The United States Supreme Court was at least being logical and consistent when it saw there were no basic differences in the rights involved in Escobedo and Miranda and held that the same rule as to retroactivity had to apply to both cases. The majority are illogical and inconsistent, and raise equal protection problems not discussed by them, when they hold one rule applies to Escobedo and another to Miranda. Logie and consistency may not always be attainable in the legal processes, but that does not mean that they should be disregarded, as they are in the majority opinion. When there is a logical and consistent solution to a problem, and an illogical ■and inconsistent one, the logical and consistent is to be preferred. We hold that Escobedo applies to pending appeals. Logically and consistently we should apply the same rule to Miranda. This, the majority does not do. As already indicated this raises a difficult question of equal protection that the majority do not discuss or even recognize.

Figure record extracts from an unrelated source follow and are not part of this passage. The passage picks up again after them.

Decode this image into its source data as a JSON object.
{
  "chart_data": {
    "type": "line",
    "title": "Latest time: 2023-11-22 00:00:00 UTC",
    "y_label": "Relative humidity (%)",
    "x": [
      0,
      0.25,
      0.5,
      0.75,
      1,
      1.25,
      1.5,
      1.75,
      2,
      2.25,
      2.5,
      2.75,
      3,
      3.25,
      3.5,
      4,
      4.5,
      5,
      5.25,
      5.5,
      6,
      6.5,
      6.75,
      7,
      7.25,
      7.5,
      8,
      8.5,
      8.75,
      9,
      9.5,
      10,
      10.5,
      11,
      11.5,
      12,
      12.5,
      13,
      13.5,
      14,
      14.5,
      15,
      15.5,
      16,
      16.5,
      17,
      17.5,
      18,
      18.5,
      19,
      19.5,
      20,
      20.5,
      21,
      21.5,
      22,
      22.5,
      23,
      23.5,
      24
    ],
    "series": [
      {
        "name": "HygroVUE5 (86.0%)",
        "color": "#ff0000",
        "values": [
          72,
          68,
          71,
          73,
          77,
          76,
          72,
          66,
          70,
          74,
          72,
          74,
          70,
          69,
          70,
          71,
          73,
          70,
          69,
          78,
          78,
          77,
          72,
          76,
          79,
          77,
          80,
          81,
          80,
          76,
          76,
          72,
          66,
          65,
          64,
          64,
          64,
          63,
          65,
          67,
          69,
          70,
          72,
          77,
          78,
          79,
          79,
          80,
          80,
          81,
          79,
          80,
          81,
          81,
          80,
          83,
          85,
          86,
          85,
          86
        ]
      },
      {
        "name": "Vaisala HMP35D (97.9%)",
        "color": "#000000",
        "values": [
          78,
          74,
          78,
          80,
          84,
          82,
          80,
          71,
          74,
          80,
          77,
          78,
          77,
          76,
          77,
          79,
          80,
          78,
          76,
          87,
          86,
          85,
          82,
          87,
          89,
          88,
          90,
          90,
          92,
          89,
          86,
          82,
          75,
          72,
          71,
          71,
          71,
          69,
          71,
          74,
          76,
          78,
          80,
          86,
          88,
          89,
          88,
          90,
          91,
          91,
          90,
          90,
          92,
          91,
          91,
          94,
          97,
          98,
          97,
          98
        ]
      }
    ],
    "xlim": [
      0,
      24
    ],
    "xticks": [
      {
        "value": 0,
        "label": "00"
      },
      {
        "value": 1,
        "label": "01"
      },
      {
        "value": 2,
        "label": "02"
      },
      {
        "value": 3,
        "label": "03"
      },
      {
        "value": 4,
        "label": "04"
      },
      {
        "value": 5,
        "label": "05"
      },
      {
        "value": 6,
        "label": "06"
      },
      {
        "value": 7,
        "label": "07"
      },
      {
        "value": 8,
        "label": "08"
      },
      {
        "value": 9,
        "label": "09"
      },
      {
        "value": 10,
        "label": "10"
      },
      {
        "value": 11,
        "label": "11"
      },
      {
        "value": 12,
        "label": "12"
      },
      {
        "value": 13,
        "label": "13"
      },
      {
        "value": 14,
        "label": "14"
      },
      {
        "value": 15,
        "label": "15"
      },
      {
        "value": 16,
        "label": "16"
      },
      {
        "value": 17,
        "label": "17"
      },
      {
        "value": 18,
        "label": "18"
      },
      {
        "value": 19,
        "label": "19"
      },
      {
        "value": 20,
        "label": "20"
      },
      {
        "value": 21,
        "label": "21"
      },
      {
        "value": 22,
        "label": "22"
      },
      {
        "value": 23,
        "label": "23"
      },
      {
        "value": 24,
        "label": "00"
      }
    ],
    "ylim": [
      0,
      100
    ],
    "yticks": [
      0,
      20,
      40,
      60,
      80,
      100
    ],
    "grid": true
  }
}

The rights involved in Escobedo and Miranda—the right to counsel and the right not to incriminate oneself—are fundamental rights. The right to counsel has been declared to be essential to our system of ordered liberty. (Palko v. Connecticut, 302 U.S. 319, 324-325 [82 L.Ed. 288, 58 S.Ct. 149].) Just recently the United States Supreme Court in Spevack v. Klein (Jan. 16, 1967) 385 U.S. 511 [17 L.Ed.2d 576, 87 S.Ct. 625], quoted with approval from Boyd v. United States, 116 U.S. 616, 635 [29 L.Ed. 746, 6 S.Ct. 524], where in discussing Fifth Amendment rights, the court stated, “It is the duty of courts to be watchful for the constitutional rights of the citizen, and against any stealthy encroachments thereon.” Also in the Spevack case, supra, at page 516, the court in referring to the Fifth Amendment rights stated: “We find no room in the privilege against self-incrimination for classifications of people so as to deny it to some and extend it to others.” This is precisely what the majority have done.

For these reasons while I concur in the reversal and in the holding that under state law and policy Escobedo should apply to pending appeals, I dissent from the holding that under state policy and law Miranda should only have prospective application. As a matter of state policy I think that Miranda, too, should have limited retroactivity.

The fourth case decided along with Miranda was People v. Stewart, a California case (62 Cal.2d 571 [43 Cal.Rptr. 201, 400 P.2d 97]). Among other things, the United States Supreme Court affirmed our decision where we had applied the Lopez rule.